Elo predictions use a base k parameter of 35. I tuned these parameters using all matches up to January 1st, 2017 (the earliest match in my database took place on Feb 1st, 2013), then computed evaluation metrics over all tier 1 matches from then until January 1st, 2021. Note that qualifiers are frequently played on the same league ticket as the main event so this includes a lot of open qualifier matches. A plot comparing estimated win probability with actual win probability is shown below:
The vertical lines on the actual probability plot represent 95% standard error bars for the sampled win percentage. The largest error is for the 344 series for which the model predicted the favored team would win 58% of games; in actuality, the favored team won 63.9% of these games with a standard error of 2.6%. Over all tier 1 matches in the evaluation time frame the model achieved a Brier Skill Score of 0.186. For additional reference, the same plot for all matches in tier 3 or better tournaments is shown below.
For Elo model predictions on the website, the simulator updates model ratings over the course of the simulation based on the simulated results. For example, if Team A has a 10% chance to win their first match, then in the 10% of simulations in which they do so their rating will be improved accordingly and they will be more likely to win subsequent matches as a result. This widens the distribution of the simulated results a little, resulting in slightly lower high probabilities and slightly higher low probabilities.
Note that the calibration plots shown above are for individual games, not series. When using game probabilities for expected wins in series, the probability of draws in bo2s and 1-2/2-1 results in bo3s is slightly overestimated. The Elo model estimates based solely on game probabilities that 45% of bo2s (calculated from TI7 to TI9) should draw, but only 40% of the 216 bo2s played at a TI from 2017 to 2019 and drew -- when including all TIs up to 2019, this number drops to 37%. To deal with this gap, the sampler applies a momentum factor when estimating bo2 probabilities. When a team wins the first game, their likelihood to win game two is increased by the momentum factor (up to a maximum of 95%). Based on TI statistics, the momentum factor is set at 5%.

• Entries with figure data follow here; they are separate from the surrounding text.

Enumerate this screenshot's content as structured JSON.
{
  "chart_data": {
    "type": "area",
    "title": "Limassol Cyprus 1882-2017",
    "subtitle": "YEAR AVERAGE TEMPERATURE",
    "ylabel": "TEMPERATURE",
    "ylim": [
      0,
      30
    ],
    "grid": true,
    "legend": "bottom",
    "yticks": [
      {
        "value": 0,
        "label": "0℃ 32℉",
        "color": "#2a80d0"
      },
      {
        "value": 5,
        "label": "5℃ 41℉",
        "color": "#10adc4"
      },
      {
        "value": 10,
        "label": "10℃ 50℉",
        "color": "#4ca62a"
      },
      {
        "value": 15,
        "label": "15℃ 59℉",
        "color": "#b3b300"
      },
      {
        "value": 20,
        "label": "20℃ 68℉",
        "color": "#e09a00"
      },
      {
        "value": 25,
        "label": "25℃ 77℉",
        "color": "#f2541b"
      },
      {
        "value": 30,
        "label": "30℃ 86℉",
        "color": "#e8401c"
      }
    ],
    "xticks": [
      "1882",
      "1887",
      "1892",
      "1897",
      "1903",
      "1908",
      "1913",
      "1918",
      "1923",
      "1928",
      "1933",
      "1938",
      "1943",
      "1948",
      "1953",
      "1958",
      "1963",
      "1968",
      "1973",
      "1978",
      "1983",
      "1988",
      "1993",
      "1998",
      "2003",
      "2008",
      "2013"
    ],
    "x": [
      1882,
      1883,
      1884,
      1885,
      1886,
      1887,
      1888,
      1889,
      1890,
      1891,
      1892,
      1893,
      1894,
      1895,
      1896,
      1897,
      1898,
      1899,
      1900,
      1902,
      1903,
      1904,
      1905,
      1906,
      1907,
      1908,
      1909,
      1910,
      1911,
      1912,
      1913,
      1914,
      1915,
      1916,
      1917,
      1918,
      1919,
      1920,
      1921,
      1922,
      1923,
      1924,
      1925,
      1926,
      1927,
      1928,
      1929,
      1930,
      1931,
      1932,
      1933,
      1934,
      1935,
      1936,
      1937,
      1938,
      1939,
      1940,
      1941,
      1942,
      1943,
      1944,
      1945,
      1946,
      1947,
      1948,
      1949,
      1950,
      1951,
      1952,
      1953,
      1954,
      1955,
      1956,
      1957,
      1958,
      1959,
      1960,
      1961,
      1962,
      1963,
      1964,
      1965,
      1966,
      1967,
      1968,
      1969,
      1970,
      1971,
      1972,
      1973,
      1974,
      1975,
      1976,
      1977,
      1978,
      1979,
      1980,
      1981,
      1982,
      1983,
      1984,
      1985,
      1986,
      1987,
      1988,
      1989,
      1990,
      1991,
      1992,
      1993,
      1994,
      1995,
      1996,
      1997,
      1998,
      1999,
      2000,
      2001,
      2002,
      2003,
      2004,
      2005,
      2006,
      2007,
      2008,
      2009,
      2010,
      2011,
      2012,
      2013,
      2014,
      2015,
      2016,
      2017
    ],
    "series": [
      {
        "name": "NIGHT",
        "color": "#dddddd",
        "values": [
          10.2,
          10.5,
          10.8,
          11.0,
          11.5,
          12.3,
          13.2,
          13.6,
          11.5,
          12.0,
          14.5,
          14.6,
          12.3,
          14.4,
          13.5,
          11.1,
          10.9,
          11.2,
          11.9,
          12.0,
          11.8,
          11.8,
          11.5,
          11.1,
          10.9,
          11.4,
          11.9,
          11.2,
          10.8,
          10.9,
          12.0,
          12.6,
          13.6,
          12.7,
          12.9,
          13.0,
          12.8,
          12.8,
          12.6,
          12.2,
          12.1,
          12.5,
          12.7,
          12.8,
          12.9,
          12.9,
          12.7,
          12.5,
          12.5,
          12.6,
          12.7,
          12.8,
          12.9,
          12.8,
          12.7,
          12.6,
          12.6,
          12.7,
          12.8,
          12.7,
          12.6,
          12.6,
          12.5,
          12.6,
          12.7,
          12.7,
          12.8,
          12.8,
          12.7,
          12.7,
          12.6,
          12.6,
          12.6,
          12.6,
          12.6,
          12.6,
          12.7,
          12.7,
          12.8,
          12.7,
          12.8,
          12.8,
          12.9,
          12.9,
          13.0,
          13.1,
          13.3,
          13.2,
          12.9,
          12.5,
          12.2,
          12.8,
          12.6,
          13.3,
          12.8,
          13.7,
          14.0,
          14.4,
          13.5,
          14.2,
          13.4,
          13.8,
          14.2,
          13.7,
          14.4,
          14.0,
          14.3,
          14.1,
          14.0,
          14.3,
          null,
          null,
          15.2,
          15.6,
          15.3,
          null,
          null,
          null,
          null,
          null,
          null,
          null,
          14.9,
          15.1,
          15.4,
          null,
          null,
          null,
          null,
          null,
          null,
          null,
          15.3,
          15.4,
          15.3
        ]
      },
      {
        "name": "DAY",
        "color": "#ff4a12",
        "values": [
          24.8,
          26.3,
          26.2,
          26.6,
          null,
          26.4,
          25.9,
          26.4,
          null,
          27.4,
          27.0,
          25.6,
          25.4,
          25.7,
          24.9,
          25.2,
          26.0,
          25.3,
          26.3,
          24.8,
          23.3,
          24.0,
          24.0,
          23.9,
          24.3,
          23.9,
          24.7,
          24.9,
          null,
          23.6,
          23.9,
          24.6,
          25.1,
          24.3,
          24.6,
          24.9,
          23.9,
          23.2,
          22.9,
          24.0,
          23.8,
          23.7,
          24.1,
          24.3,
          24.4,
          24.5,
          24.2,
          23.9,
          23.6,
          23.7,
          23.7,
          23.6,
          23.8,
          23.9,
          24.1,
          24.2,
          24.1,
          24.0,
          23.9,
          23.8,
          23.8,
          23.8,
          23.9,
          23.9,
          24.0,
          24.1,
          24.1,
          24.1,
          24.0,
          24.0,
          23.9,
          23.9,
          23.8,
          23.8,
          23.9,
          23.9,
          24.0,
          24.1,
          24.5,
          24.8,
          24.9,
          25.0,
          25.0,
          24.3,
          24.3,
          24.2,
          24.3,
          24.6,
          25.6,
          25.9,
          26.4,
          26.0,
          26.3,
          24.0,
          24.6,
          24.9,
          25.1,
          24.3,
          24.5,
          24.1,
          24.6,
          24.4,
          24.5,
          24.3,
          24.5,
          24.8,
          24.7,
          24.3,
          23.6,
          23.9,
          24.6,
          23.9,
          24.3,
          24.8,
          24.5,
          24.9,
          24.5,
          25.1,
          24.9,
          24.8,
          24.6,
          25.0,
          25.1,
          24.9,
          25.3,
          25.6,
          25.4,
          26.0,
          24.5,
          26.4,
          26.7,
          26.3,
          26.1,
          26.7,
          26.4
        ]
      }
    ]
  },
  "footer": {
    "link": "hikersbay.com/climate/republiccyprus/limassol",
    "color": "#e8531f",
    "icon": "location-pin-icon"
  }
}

Because TI is in a sort of class of its own and many teams perform very differently at TI than they do in year leading up to it, I exaggerate this effect by starting the simulator's k parameter at double its base value on the first day of the group stage. It then decays by a linear factor each day until returning to its normal value on day 4. This means that all predictions will be reasonably conservative to start with, but the model will become increasingly confident in its team ratings as the group stage progresses. The modifier only applies to simulated results, not actual results, so match probabilities are not affected -- team ratings will increase or decrease as normal regardless of what day it is.